Tirols oberster Polizist räumte aber auch Fehler ein. Am Dienstag war der Stadtteil Hötting von den Aktivisten praktisch komplett abgeriegelt worden. "Da wäre es durchaus angesagt gewesen, die eine oder andere Versammlung aufzulösen, um einen gewissen Verkehrsfluss aufrecht zu erhalten", sagte er.

An diesem Tag verlangte zudem eine Ärztin vehement die Durchfahrt, weil sie - wie auf einem Video zu sehen war - zu ihren Patienten wollte. Erst nach einigem Zögern gewährten die Aktivisten der Medizinerin freie Fahrt. Dass hier auch Polizisten anwesend waren und nicht eingegriffen hatten, sei "ein berechtigter Kritikpunkt", hielt Tomac fest.

Medizinische Versorgung zu keiner Zeit gefährdet gewesen

Greil berichtete noch, dass sich im Laufe der Woche herausgestellt habe, dass rund 40 Personen den "Kern" der Gruppierung bilden würden. Sie sind "überwiegend" in Tirol wohnhaft, man könne daher nicht von einem "Demotourismus" sprechen.

Greil, der auch als behördlicher Einsatzleiter fungierte, stellte außerdem fest, dass sich die Personen stets "absolut gewaltfrei im physischen Sinne" verhalten hatten, auch bei der Auflösung einer Versammlung. Tomac fügte noch hinzu, dass zu keiner Zeit die medizinische Versorgung gefährdet gewesen sei, zudem wurde die Leitstelle Tirol stets vor Beginn der Versammlung von der "Letzten Generation" informiert.

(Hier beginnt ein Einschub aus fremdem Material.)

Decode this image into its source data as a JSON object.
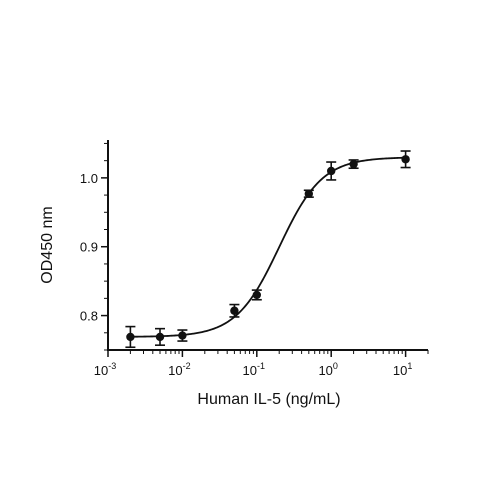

Protestmarsch durch Innsbruck Freitagfrüh

Unterdessen war es auch Freitagfrüh einmal mehr zu einer Protestaktion im Innsbrucker Stadtgebiet gekommen. Bis zu 100 Aktivisten blockierten erneut Straßen und machten sich zu einem Protestmarsch durch die Landeshauptstadt auf. Zunächst behinderten sie den Frühverkehr im Kreuzungsbereich Kranebitter Allee/Bachlechnerstraße und gingen dann über den Südring Richtung Innrain, sagte ein Polizeisprecher zur APA.

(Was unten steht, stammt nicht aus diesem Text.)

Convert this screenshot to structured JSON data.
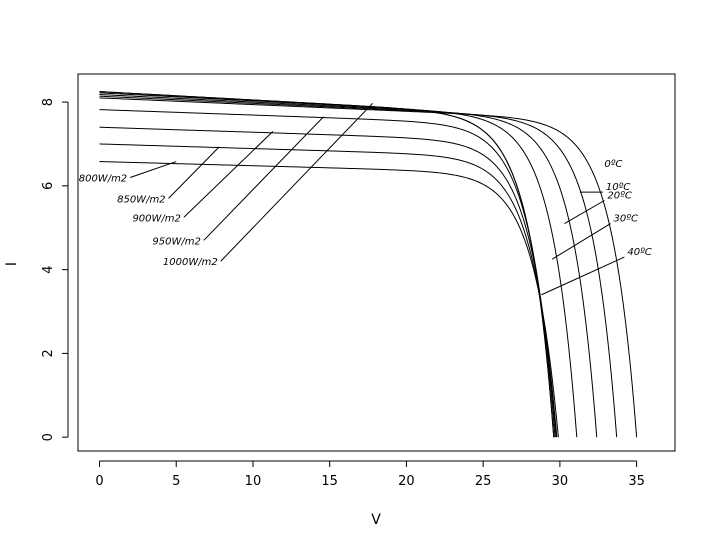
{
  "chart_data": {
    "type": "line",
    "title": "",
    "xlabel": "V",
    "ylabel": "I",
    "xlim": [
      -1.4,
      37.5
    ],
    "ylim": [
      -0.33,
      8.67
    ],
    "x_ticks": [
      "0",
      "5",
      "10",
      "15",
      "20",
      "25",
      "30",
      "35"
    ],
    "y_ticks": [
      "0",
      "2",
      "4",
      "6",
      "8"
    ],
    "grid": false,
    "legend": "none",
    "series_color": "#000000",
    "series": [
      {
        "group": "irradiance",
        "label": "800W/m2",
        "isc": 6.58,
        "voc": 29.9,
        "knee_slope": 0.01
      },
      {
        "group": "irradiance",
        "label": "850W/m2",
        "isc": 7.0,
        "voc": 29.8,
        "knee_slope": 0.011
      },
      {
        "group": "irradiance",
        "label": "900W/m2",
        "isc": 7.4,
        "voc": 29.75,
        "knee_slope": 0.012
      },
      {
        "group": "irradiance",
        "label": "950W/m2",
        "isc": 7.82,
        "voc": 29.68,
        "knee_slope": 0.013
      },
      {
        "group": "irradiance",
        "label": "1000W/m2",
        "isc": 8.25,
        "voc": 29.6,
        "knee_slope": 0.02
      },
      {
        "group": "temperature",
        "label": "0ºC",
        "isc": 8.1,
        "voc": 35.0,
        "knee_slope": 0.016
      },
      {
        "group": "temperature",
        "label": "10ºC",
        "isc": 8.14,
        "voc": 33.7,
        "knee_slope": 0.017
      },
      {
        "group": "temperature",
        "label": "20ºC",
        "isc": 8.18,
        "voc": 32.4,
        "knee_slope": 0.018
      },
      {
        "group": "temperature",
        "label": "30ºC",
        "isc": 8.22,
        "voc": 31.1,
        "knee_slope": 0.019
      },
      {
        "group": "temperature",
        "label": "40ºC",
        "isc": 8.25,
        "voc": 29.6,
        "knee_slope": 0.02
      }
    ],
    "annotations": [
      {
        "text": "800W/m2",
        "from": [
          2.0,
          6.2
        ],
        "to": [
          5.0,
          6.58
        ]
      },
      {
        "text": "850W/m2",
        "from": [
          4.5,
          5.7
        ],
        "to": [
          7.8,
          6.93
        ]
      },
      {
        "text": "900W/m2",
        "from": [
          5.5,
          5.25
        ],
        "to": [
          11.3,
          7.3
        ]
      },
      {
        "text": "950W/m2",
        "from": [
          6.8,
          4.7
        ],
        "to": [
          14.6,
          7.65
        ]
      },
      {
        "text": "1000W/m2",
        "from": [
          7.9,
          4.2
        ],
        "to": [
          17.8,
          7.97
        ]
      },
      {
        "text": "0ºC",
        "from": [
          32.7,
          6.4
        ],
        "to": [
          32.7,
          6.4
        ]
      },
      {
        "text": "10ºC",
        "from": [
          31.3,
          5.85
        ],
        "to": [
          32.8,
          5.85
        ]
      },
      {
        "text": "20ºC",
        "from": [
          30.3,
          5.1
        ],
        "to": [
          32.9,
          5.65
        ]
      },
      {
        "text": "30ºC",
        "from": [
          29.5,
          4.25
        ],
        "to": [
          33.3,
          5.1
        ]
      },
      {
        "text": "40ºC",
        "from": [
          28.8,
          3.4
        ],
        "to": [
          34.2,
          4.3
        ]
      }
    ]
  }
}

Zuletzt "drangen" sie noch in den Innenhof des Landhauses ein, einige musizierten auch. Im Gebäude soll dann noch laut einem Bericht der Tirol-Ausgabe der "Kronen Zeitung" eine Veranstaltung von Verkehrslandesrat René Zumtobel (SPÖ) gestört worden sein.

ribbon Zusammenfassung
  • Die Blockade der Tiroler Brennerautobahn (A13) am Donnerstag könnte für die Klimaaktivisten der "Letzten Generation" erstmals strafrechtliche Konsequenzen haben.
  • Die Polizei ermittelt derzeit wegen grob fahrlässiger Gefährdung der körperlichen Sicherheit nach Paragraf 89 StGB.
  • Nach Abschluss der Ermittlungen wird sie der Staatsanwaltschaft Innsbruck eine Sachverhaltsdarstellung bzw. eine Anzeige "zur strafrechtlichen Beurteilung" erstatten.